Oh and also although the flight was 12 hours long no in flight entertainment was provided. So I mainly slept, one time when the plane wobbled I lashed out in my sleep and hit the man sitting next to me, I quickly apologised and thought it was time I watched a film on my laptop.

My initial plan was to walk to the hostel from the station the airport bus dropped me off at but having walked all around the station to find only highways with no footpaths besides them I decided to get a cab instead.
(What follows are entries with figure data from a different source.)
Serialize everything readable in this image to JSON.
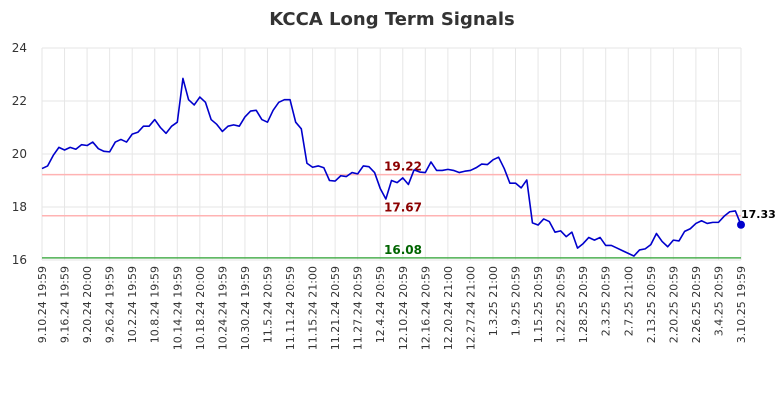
{
  "chart_data": {
    "type": "line",
    "title": "KCCA Long Term Signals",
    "xlabel": "",
    "ylabel": "",
    "ylim": [
      16,
      24
    ],
    "y_ticks": [
      16,
      18,
      20,
      22,
      24
    ],
    "grid": true,
    "colors": {
      "line": "#0000cc",
      "upper_ref": "#ffb3b3",
      "mid_ref": "#ffb3b3",
      "lower_ref": "#4caf50",
      "upper_label": "#8b0000",
      "mid_label": "#8b0000",
      "lower_label": "#006400",
      "last_point": "#0000cc"
    },
    "x_tick_labels": [
      "9.10.24 19:59",
      "9.16.24 19:59",
      "9.20.24 20:00",
      "9.26.24 19:59",
      "10.2.24 19:59",
      "10.8.24 19:59",
      "10.14.24 19:59",
      "10.18.24 20:00",
      "10.24.24 19:59",
      "10.30.24 19:59",
      "11.5.24 20:59",
      "11.11.24 20:59",
      "11.15.24 21:00",
      "11.21.24 20:59",
      "11.27.24 20:59",
      "12.4.24 20:59",
      "12.10.24 20:59",
      "12.16.24 20:59",
      "12.20.24 21:00",
      "12.27.24 21:00",
      "1.3.25 21:00",
      "1.9.25 20:59",
      "1.15.25 20:59",
      "1.22.25 20:59",
      "1.28.25 20:59",
      "2.3.25 20:59",
      "2.7.25 21:00",
      "2.13.25 20:59",
      "2.20.25 20:59",
      "2.26.25 20:59",
      "3.4.25 20:59",
      "3.10.25 19:59"
    ],
    "reference_lines": [
      {
        "value": 19.22,
        "label": "19.22"
      },
      {
        "value": 17.67,
        "label": "17.67"
      },
      {
        "value": 16.08,
        "label": "16.08"
      }
    ],
    "last_value_label": "17.33",
    "series": [
      {
        "values": [
          19.45,
          19.55,
          19.95,
          20.25,
          20.15,
          20.25,
          20.18,
          20.35,
          20.32,
          20.45,
          20.2,
          20.1,
          20.08,
          20.45,
          20.55,
          20.45,
          20.75,
          20.82,
          21.05,
          21.05,
          21.3,
          21.0,
          20.78,
          21.05,
          21.2,
          22.85,
          22.05,
          21.85,
          22.15,
          21.95,
          21.3,
          21.12,
          20.85,
          21.05,
          21.1,
          21.05,
          21.4,
          21.62,
          21.65,
          21.3,
          21.2,
          21.65,
          21.95,
          22.05,
          22.05,
          21.2,
          20.95,
          19.65,
          19.5,
          19.55,
          19.48,
          19.0,
          18.98,
          19.18,
          19.15,
          19.3,
          19.25,
          19.55,
          19.52,
          19.3,
          18.7,
          18.3,
          19.0,
          18.92,
          19.1,
          18.85,
          19.4,
          19.32,
          19.3,
          19.7,
          19.38,
          19.38,
          19.42,
          19.38,
          19.3,
          19.35,
          19.38,
          19.48,
          19.62,
          19.6,
          19.78,
          19.88,
          19.45,
          18.9,
          18.9,
          18.72,
          19.02,
          17.4,
          17.32,
          17.55,
          17.45,
          17.05,
          17.1,
          16.88,
          17.05,
          16.45,
          16.62,
          16.85,
          16.75,
          16.85,
          16.55,
          16.55,
          16.45,
          16.35,
          16.25,
          16.15,
          16.38,
          16.42,
          16.58,
          17.0,
          16.7,
          16.5,
          16.75,
          16.72,
          17.08,
          17.18,
          17.38,
          17.48,
          17.38,
          17.42,
          17.42,
          17.65,
          17.82,
          17.85,
          17.33
        ]
      }
    ]
  }
}
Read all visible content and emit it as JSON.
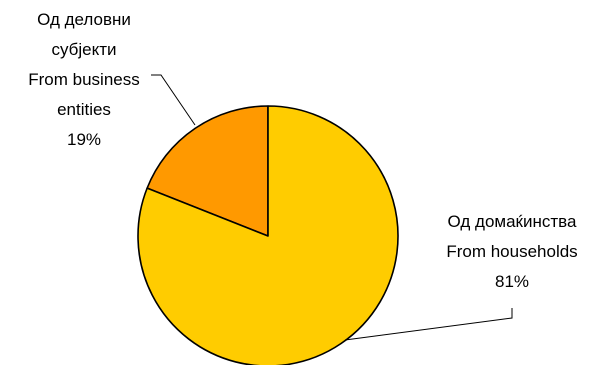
{
  "chart_data": {
    "type": "pie",
    "slices": [
      {
        "label_lines": [
          "Од деловни",
          "субјекти",
          "From business",
          "entities"
        ],
        "value_text": "19%",
        "value": 19,
        "color": "#FF9900"
      },
      {
        "label_lines": [
          "Од домаќинства",
          "From households"
        ],
        "value_text": "81%",
        "value": 81,
        "color": "#FFCC00"
      }
    ],
    "title": "",
    "legend": "none"
  }
}
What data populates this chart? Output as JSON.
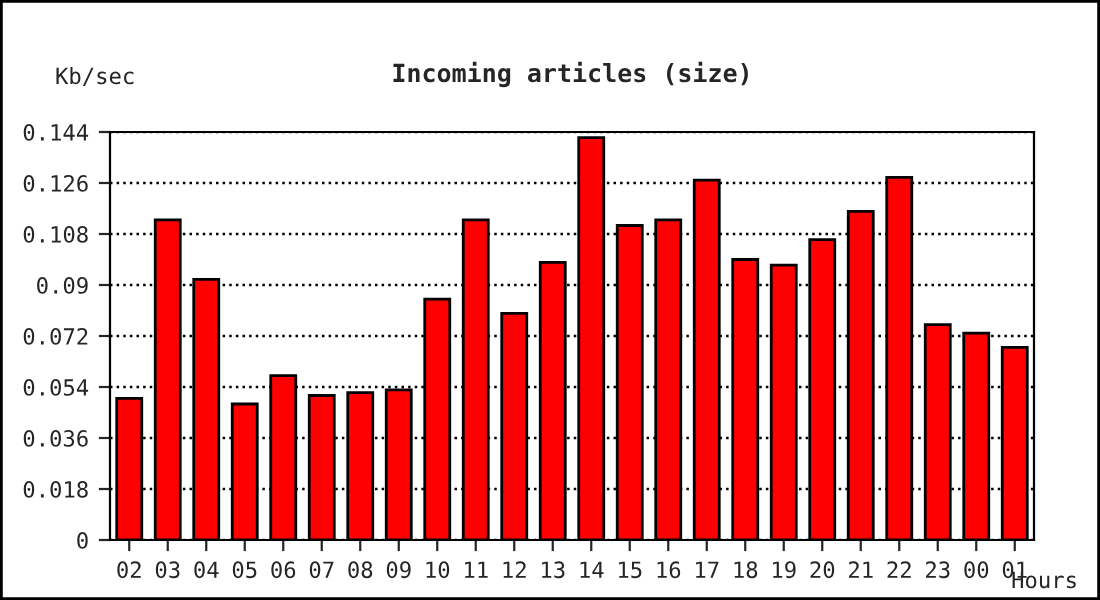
{
  "chart_data": {
    "type": "bar",
    "title": "Incoming articles (size)",
    "xlabel": "Hours",
    "ylabel": "Kb/sec",
    "categories": [
      "02",
      "03",
      "04",
      "05",
      "06",
      "07",
      "08",
      "09",
      "10",
      "11",
      "12",
      "13",
      "14",
      "15",
      "16",
      "17",
      "18",
      "19",
      "20",
      "21",
      "22",
      "23",
      "00",
      "01"
    ],
    "values": [
      0.05,
      0.113,
      0.092,
      0.048,
      0.058,
      0.051,
      0.052,
      0.053,
      0.085,
      0.113,
      0.08,
      0.098,
      0.142,
      0.111,
      0.113,
      0.127,
      0.099,
      0.097,
      0.106,
      0.116,
      0.128,
      0.076,
      0.073,
      0.068
    ],
    "color": "#ff0000",
    "ylim": [
      0,
      0.144
    ],
    "yticks": [
      0,
      0.018,
      0.036,
      0.054,
      0.072,
      0.09,
      0.108,
      0.126,
      0.144
    ],
    "grid": "y",
    "line_style": "dotted"
  }
}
I arrived at the hostel at about 11:30 to find that the room I booked online had been given to someone else but they kindly offered to give me a 2 single bed room for the same price if I didn't mind sharing with anyone else that arrived.

 

 The hostel I stayed at in KL

 

My first day in KL was taken up by looking around Chinatown and the central market and also sleeping off the jetlag. Over the next few days I saw most of the sights of KL, which unfortunately aren't really all that. The Petronas tower are huge! The transport system needs updating. Chinatown although interesting; smells. Jalan Alor a food street was good and I had pretty nice grilled swordfish there. Oh and I met up with a CS (What the Couch Surfing bums call a couch surfer) at the KL tower to watch some base jumpers one of which was her friend which was pretty cool.

It seems that KL is used as a hub for South East Asia travellers and there were lots of people in the hostel hanging around topping up supplies and waiting before going off on their next excursion. This may well be what I do in a few weeks time.

Currently I am on the smaller of the Perhentian Islands off the east coast near a town called Kota Besut, overlooking a wonderful bay where I have spent the day swimming in the sea and sleeping under a sunshade. I am not sure whether my body has survived the amount of sun I forced it to take today; only time will tell.

 View from my chalet on the Perhentian Islands

I am probably going to stay here for a couple more days until we get thrown off the island because of the Monsoons and then ... well i'm not sure but I will update in the future probably quite soon as most places seem to have wifi.

 The beach

Ciao

Leon

Monday, 16 March 2009

A blog

This is my first blog – it doesn’t say much, if anything at all.